Ante todo, por el cinismo pragmático de los Gobiernos de
la región que, hasta hace poco, se limitaban a expresar su “honda
preocupación”. En fechas recientes algunos Parlamentos y Gobiernos (entre ellos
el mexicano) han dado muestras de solidaridad con la Venezuela mayoritaria que
busca la libertad, pero son todavía actos aislados.

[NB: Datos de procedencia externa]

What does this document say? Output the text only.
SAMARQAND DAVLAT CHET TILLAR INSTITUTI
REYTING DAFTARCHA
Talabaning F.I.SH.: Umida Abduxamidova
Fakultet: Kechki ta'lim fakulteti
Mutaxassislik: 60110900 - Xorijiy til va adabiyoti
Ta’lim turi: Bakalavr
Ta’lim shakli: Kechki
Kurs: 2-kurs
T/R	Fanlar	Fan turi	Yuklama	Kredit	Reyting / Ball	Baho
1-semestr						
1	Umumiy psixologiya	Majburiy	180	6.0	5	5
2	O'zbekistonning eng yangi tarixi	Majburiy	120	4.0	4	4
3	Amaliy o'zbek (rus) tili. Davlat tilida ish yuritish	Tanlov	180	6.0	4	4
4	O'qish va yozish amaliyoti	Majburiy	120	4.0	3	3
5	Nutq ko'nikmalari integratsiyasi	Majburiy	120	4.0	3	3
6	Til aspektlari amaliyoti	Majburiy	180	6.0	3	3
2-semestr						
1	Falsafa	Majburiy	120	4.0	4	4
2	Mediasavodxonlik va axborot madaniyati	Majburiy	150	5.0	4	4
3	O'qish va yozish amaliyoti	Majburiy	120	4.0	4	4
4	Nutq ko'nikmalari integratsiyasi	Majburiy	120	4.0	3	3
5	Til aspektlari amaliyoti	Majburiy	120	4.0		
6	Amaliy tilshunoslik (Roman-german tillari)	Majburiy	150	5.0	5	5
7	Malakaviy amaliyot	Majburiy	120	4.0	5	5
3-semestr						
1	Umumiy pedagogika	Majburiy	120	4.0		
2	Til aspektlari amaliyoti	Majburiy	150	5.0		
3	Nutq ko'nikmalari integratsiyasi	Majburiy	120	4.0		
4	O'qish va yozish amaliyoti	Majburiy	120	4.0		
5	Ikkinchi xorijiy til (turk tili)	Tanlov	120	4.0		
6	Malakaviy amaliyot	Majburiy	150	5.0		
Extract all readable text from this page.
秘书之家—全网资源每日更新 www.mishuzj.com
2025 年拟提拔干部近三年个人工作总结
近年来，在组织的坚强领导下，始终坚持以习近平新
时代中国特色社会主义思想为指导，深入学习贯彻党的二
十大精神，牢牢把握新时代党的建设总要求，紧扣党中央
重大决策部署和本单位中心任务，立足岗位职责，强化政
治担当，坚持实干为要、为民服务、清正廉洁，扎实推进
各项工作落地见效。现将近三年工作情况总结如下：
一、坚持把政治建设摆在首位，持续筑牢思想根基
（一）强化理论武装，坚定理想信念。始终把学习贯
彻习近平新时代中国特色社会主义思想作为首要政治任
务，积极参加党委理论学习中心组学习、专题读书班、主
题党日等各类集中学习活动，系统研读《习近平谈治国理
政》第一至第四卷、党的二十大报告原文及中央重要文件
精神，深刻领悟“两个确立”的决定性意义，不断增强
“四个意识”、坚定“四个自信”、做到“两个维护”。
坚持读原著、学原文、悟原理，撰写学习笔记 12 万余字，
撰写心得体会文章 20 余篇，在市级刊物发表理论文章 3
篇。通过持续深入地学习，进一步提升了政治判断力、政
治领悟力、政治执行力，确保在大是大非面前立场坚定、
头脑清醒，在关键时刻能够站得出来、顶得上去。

Tampoco contribuye la naturalidad con
que Estados Unidos trata al régimen dictatorial cubano. El restablecimiento de
relaciones ha sido un acto de sensatez y realismo que dará frutos a largo
plazo, pero pudo haberse acompañado de un señalamiento más claro sobre el
terrible estado de las libertades y los derechos humanos en Cuba y, de manera
tangencial, en Venezuela. Al no haber ese deslinde, las timoratas democracias
latinoamericanas se sienten aliviadas.
Pero hay un motivo adicional. La protesta en torno a
Venezuela es débil porque contra ella opera un antiguo chantaje ideológico:
denunciar lo que hace un régimen “de izquierda” es, supuestamente, un acto “de
derecha”. Por eso la mayoría guarda silencio. Los demócratas latinoamericanos
hemos vivido sujetos a ese chantaje desde la célebre declaración de Fidel
Castro en 1969: “Con la Revolución todo, contra la Revolución nada”. Al menos
tres generaciones de intelectuales han obedecido la consigna. Todo lo que era
favorable a la Revolución y sus avatares (desde el guevarismo hasta el
chavismo) pertenecía al territorio puro de “la izquierda”, corriente que
representa al “pueblo”. Todo lo que se oponía a la Revolución (incluida la
democracia, enemiga absoluta del militarismo) pertenecía al territorio turbio
de “la derecha” que encarna al “no pueblo”.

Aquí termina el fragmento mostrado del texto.